The Finance Minister says the government’s 2022 budget is targeted at empowering Ghanaian entrepreneurs and the business community.
It was under the theme, ‘Building a Sustainable Entrepreneurial Nation: Fiscal Consolidation and Job Creation.’
But some start-ups and small business owners in Kumasi say they are worried the 2022 Budget will rather stifle the growth of the industry.
“We were hopeful of a reduction in fuel prices because of the impact on our businesses,” young businessman, Kofi Asamoah who operates in sachet water and transport business lamented.
For him, the continuous hikes in fuel prices affect his operational cost.
But he is unable to inject that into the unit cost of his product because “sachet water is for those in the lower-income category, an increase just not possible”.
As a result, with a staff of more than 20 people, he is unable to increase their salaries due to the continuous rise in operational costs.
Among the few revelations from the budget was the introduction of 1.75 e-levy on MoMo transactions exceeding 100 cedis per day and other electronic transactions – Bank Transfers, merchant payments, Inward remittances to be borne by the sender, except the remittance which will be born by the receiver.
The budget revealed some 120 percent in digital transactions in 2020. MoMo transactions for 2020 were estimated to be over 500 billion cedis compared to 78 billion cedis in 2016 just five years ago.
Businessman Kofi for instance expends between 5,000 and 10,000 cedis in MoMo transactions daily interacting with his suppliers and other petty transactions.
This new directive will mean, he will be incurring extra 20,000 to 4,500 cedis on his monthly transactions in addition to what the existing telco charges on the same transactions.
“i am disappointed in the budget”, he said.
While some say this will affect their operations, others indicate that the initiative may be contradictory to the digitization drive the Vice President, Dr Mahmund Bawumia, has been encouraging Ghanaians to embrace.
Government’s financial inclusion agenda is therefore being threatened.
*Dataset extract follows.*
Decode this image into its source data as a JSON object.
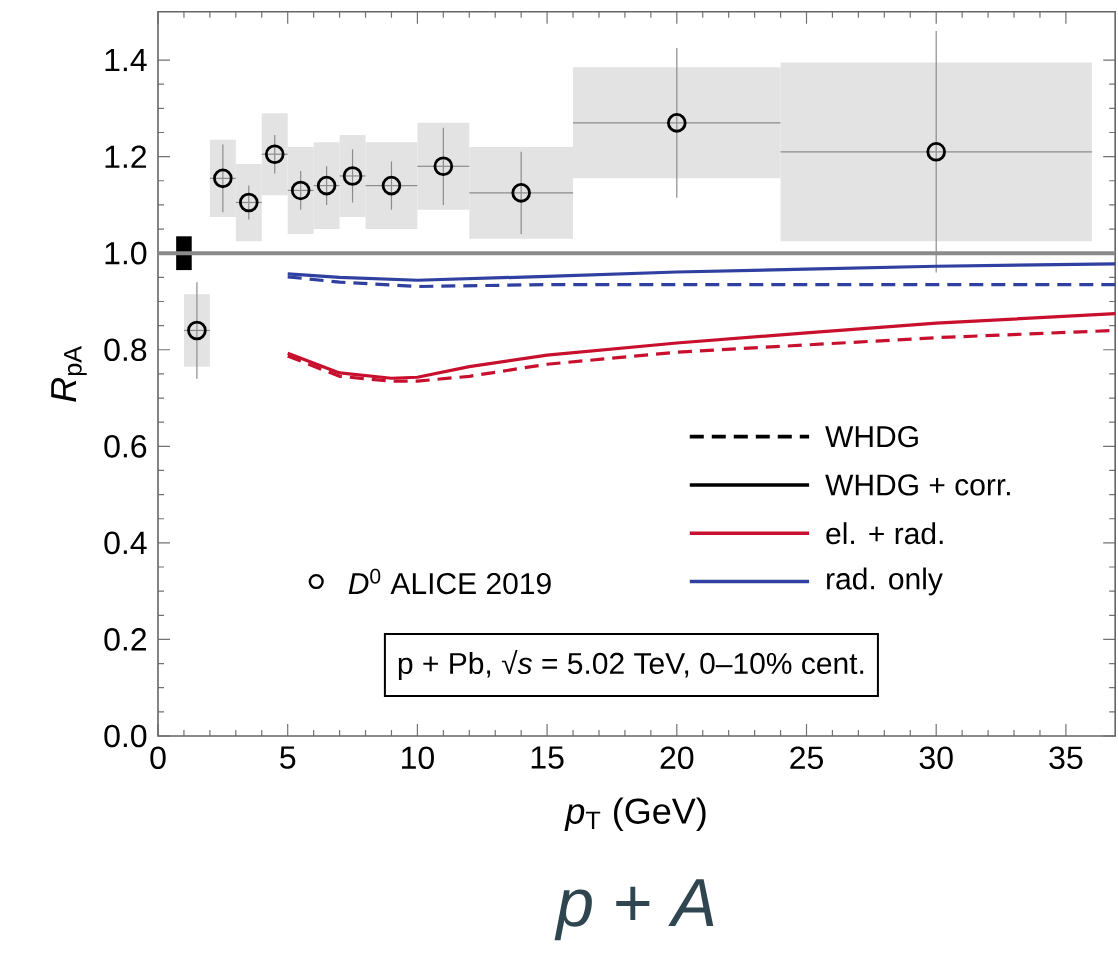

It could see a major setback.
Other Initiatives
The 2022 budget has benchmark values abolished, road tolls scrapped and withholding taxes reduced to 1.5 percent. There was the announcement of the YouStart Initiative as well meant to capitalise on the SME, start-up, entrepreneurship ecosystem in the country.
One billion Cedis every year for a period of three years is a great boost to the sector.
In as much as a good number of the businesses are excited about government’s effort to support the sector to address the perennial challenge of access to credit by the sector players, there are concerns about access to funds from such initiatives.
“often it is difficult to get such funds because those who might be affiliated politically to the government are those that get to access it. But if that bottleneck is addressed, then it will go a long way to alleviate some of our challenges,” another said.
It was also mentioned that the Banks have been engaged and encouraged to increase their SME portfolios. An initiative that is also important to drive the credit access challenge.
There is however suggestion of a review of the period to pay back loans and bank credits which often put so much pressure on the business community who turn to work for the banks at the end of the day.
Kofi is among the many Ghanaian businesses that had expected more in the 2022 budget.